Simply put, God doesn’t make His decrees after he looks down the tunnel of time and sees what will happen. This is flawed logic because it would mean stripping God of His sovereignty. If He has to look down the corridors of time to see what will happen, that means that whatever happened was brought about by something else. I would like to briefly try to show you an example from scripture. In Paul’s epistle to the Romans in the eighth chapter he whips out the unbreakable chain of salvation which ironically tends to be the go-to verse for those that argue God looks into the future at what will happen then decrees it. If you do this, it is completely understandable. Mankind wants to have complete control over everything. In a sense, the root of all of our rebellion is man saying that he should be god instead of Jehovah. If we say God decrees all things, it seems to strip man of all power, especially that power over his own salvation. Let’s take a quick look at Romans, we will handle the salvation thing afterwards.
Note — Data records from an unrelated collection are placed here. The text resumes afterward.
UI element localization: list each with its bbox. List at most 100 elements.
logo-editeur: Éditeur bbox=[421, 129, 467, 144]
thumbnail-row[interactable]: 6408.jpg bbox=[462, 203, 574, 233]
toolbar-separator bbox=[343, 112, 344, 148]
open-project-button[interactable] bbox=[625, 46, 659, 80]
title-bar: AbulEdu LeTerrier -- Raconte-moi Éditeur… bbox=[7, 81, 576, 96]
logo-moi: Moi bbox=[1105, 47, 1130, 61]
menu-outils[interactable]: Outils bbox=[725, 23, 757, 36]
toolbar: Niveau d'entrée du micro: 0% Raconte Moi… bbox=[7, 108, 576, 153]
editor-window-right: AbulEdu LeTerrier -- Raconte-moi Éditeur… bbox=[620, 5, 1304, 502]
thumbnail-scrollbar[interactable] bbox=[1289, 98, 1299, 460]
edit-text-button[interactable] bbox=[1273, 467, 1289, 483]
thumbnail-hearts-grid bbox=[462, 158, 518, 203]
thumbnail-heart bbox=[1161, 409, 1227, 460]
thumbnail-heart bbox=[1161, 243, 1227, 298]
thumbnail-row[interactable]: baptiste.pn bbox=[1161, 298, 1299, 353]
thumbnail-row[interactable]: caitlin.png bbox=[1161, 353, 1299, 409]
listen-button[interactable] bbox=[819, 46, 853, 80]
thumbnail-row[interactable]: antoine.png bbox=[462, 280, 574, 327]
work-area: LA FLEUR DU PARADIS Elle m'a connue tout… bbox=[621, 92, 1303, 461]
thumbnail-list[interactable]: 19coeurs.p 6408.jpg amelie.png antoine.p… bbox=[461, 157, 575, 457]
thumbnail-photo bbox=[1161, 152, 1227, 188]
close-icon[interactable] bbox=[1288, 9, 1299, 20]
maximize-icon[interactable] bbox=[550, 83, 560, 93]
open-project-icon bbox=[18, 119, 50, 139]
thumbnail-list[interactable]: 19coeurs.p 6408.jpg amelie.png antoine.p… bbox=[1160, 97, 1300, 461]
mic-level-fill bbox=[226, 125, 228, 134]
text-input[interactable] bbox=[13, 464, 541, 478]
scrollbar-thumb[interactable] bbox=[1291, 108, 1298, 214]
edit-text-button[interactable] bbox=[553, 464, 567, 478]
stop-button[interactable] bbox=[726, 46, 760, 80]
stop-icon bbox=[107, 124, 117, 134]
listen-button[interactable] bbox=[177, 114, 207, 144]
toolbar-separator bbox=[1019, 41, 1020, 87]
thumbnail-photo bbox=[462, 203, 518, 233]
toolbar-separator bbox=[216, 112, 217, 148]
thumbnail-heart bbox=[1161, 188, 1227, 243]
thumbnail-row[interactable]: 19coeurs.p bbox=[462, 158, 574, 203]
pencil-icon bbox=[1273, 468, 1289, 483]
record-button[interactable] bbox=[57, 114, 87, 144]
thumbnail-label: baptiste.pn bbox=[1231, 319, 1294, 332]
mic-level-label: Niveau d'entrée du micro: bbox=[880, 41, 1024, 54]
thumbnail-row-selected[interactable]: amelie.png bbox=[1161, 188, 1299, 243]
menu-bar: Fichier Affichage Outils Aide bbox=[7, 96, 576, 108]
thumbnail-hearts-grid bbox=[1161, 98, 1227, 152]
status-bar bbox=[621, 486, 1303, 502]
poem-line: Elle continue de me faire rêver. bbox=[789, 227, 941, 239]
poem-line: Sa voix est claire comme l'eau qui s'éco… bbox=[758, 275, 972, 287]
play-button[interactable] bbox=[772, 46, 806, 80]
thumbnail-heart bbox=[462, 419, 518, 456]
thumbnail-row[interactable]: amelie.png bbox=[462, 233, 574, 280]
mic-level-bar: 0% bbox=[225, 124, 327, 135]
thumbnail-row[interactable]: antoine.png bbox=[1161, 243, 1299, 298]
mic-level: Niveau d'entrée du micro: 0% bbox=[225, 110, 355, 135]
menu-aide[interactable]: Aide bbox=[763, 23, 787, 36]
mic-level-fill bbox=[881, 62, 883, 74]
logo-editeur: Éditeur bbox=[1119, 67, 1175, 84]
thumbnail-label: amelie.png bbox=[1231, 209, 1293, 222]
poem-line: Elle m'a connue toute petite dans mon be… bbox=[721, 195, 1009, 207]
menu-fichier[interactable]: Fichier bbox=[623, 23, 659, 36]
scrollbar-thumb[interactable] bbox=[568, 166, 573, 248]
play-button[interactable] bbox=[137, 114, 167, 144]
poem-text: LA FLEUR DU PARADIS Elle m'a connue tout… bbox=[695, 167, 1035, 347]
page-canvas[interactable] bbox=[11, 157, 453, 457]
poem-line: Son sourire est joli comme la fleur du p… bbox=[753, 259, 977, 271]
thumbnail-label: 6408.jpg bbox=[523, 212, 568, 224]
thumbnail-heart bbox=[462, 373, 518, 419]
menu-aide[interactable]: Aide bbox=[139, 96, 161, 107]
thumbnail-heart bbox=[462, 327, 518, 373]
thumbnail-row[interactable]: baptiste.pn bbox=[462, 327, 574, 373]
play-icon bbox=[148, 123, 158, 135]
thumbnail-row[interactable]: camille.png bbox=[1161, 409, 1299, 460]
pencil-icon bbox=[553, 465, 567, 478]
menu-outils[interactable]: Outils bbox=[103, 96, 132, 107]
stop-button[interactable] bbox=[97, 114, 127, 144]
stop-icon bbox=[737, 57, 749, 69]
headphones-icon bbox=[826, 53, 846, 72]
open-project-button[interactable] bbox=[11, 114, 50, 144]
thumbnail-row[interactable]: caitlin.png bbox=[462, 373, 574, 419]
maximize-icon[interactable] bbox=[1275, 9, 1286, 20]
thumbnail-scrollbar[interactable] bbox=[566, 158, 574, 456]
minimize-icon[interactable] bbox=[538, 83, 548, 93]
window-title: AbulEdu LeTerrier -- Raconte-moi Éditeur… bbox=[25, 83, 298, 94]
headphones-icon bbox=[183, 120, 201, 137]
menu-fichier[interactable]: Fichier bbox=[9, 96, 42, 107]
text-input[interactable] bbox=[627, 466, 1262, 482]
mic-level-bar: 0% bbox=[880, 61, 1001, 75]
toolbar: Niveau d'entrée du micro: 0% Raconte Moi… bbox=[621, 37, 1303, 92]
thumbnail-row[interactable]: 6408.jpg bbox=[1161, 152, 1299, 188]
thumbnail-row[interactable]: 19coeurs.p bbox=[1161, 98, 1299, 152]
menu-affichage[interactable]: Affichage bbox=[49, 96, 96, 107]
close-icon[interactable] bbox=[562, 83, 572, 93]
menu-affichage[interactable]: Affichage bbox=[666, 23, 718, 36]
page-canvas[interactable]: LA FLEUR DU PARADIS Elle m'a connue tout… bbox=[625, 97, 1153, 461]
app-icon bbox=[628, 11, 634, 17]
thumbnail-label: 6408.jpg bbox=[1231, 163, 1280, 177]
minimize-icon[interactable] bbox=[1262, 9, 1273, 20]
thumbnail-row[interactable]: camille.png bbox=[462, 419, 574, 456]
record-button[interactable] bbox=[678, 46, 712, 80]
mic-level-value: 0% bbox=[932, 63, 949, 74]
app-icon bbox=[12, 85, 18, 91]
“For those whom he foreknew he also predestined to be conformed to the image of his Son, in order that he might be the firstborn among many brothers.” Romans 8:29

The open minded bible reader is not out of bounds to read this and think that it means God foresaw us believing in Him and thus decreed it. However, when we take this view and try to make it compatible with other scripture, things don’t add up. There’s too much exegetical Pilates going on here. The modern christian man has a Greek lexicon in his pocket. A quick search of the Greek word for “foreknew” used in the passage shows the following passages also use the same greek word in its various forms:

Acts 2:23 - this Jesus, delivered up according to the definite plan and foreknowledge of God, you crucified and killed by the hands of lawless men.
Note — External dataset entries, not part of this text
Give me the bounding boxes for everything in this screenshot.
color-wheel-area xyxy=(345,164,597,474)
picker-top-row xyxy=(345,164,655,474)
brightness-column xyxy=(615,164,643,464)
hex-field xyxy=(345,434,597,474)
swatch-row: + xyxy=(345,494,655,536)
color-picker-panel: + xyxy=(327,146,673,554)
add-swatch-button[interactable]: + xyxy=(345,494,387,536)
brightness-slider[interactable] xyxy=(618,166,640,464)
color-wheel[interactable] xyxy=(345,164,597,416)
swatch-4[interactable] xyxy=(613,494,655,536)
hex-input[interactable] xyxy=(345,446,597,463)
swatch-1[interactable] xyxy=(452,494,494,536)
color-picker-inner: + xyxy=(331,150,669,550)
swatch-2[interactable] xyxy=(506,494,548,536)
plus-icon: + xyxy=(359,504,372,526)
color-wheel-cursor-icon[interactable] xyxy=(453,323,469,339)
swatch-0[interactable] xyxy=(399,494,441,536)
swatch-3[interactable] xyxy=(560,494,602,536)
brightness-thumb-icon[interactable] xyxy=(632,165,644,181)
Romans 11:2 - God has not rejected his people whom he foreknew. Do you not know what the Scripture says of Elijah, how he appeals to God against Israel?
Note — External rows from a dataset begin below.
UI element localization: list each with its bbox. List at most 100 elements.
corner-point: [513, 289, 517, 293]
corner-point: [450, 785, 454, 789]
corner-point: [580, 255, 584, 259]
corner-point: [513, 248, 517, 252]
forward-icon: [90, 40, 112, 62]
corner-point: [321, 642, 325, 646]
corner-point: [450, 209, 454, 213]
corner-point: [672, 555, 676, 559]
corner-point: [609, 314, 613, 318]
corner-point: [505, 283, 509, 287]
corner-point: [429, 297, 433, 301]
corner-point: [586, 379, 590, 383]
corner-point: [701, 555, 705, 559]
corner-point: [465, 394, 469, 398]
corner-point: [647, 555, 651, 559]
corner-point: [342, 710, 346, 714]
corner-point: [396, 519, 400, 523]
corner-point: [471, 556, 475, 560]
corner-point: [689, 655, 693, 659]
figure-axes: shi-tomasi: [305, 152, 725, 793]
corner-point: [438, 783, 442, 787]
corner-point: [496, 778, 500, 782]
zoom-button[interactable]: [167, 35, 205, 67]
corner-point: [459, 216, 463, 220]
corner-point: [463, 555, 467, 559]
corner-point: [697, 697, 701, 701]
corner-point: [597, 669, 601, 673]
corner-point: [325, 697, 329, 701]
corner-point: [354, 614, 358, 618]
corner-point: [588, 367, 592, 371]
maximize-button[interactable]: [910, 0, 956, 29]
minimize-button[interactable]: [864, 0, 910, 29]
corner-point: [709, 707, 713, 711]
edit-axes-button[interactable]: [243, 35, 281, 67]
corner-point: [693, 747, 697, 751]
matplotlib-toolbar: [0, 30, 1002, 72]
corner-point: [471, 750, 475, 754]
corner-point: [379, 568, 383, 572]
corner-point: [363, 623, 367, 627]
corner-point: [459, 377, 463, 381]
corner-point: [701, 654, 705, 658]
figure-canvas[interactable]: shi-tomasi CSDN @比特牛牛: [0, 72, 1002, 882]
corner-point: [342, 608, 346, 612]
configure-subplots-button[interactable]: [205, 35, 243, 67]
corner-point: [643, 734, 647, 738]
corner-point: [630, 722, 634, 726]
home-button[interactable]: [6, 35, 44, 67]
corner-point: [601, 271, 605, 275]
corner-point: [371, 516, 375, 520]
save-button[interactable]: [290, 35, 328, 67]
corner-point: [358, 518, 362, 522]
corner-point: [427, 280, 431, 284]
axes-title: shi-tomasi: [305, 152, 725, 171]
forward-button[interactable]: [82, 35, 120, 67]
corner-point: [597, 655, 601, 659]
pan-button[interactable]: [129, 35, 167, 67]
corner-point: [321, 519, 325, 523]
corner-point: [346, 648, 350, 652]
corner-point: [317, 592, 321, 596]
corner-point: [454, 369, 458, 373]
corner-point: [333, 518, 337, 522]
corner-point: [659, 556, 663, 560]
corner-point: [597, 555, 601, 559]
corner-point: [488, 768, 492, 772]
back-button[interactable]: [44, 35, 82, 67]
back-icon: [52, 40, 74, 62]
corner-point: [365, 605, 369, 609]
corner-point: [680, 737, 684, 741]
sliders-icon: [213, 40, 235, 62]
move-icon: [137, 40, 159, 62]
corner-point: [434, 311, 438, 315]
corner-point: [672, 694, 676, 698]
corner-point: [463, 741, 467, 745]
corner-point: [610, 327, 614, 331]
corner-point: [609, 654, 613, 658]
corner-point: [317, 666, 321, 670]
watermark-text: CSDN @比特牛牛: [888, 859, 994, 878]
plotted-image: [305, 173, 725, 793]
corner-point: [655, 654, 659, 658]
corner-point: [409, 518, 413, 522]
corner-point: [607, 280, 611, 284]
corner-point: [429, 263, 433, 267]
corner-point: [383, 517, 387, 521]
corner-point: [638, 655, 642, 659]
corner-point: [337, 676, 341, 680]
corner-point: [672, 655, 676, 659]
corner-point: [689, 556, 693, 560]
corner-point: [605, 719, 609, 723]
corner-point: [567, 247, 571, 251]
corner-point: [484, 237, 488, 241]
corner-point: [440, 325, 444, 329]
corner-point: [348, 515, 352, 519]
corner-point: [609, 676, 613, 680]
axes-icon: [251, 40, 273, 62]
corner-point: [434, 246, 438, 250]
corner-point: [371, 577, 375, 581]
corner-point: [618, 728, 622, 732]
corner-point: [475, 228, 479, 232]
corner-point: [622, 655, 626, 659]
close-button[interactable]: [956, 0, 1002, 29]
1 Peter 1:20 - He was foreknown before the foundation of the world but was made manifest in the last times for the sake of you

Really study these passages. Does it make sense to say that God looked down the corridors of time and discovered these things and thus decreed them? I won’t linger longer on this point.

Paragraph 3

By the decree of God, for the manifestation of His glory, some men and angels are predestinated, or foreordained to eternal life through Jesus Christ, to the praise of His glorious grace; others being left to act in their sin to their just condemnation, to the praise of His glorious justice.

God predestines all who will come to a knowing faith in Him. Those who perish only perish because of their own choice to remain in the sin of their nature that they love so very much. Man is not free outside of Christ, only in Christ is man free. Those who Christ does not call His own are in bondage to sin. They do not seek good. Such were some of you! But God, being rich in mercy.. This is the biggest pill to swallow for everyone. We shrink back at the thought that any would perish. But, for the student of the Word, the one who seeks to be humbled and pours into gaining an understanding of truth will see that the only thought that is abhorrent is that a holy and righteous God would save even one man. The internet is laden with wonderful sermons, articles, and debates on this topic. I’m not here to convince you one way or another. But I won’t be the teacher that goes through the book of Romans and skips chapters 9-11 out of fear of difficulty.

“he predestined us for adoption to himself as sons through Jesus Christ, according to the purpose of his will, to the praise of his glorious grace, with which he has blessed us in the Beloved.” Ephesians 1:5-6

“What if God, desiring to show his wrath and to make known his power, has endured with much patience vessels of wrath prepared for destruction, in order to make known the riches of his glory for vessels of mercy, which he has prepared beforehand for glory—” Romans 9:22-23

Paragraph 4

These angels and men thus predestinated and foreordained, are particularly and unchangeably designed, and their number so certain and definite, that it cannot be either increased or diminished.

This is just doubling down on God’s predestination. If God decreed this from the foundation of the world, He does not change His mind. He is immutable. Thus His decrees are certain.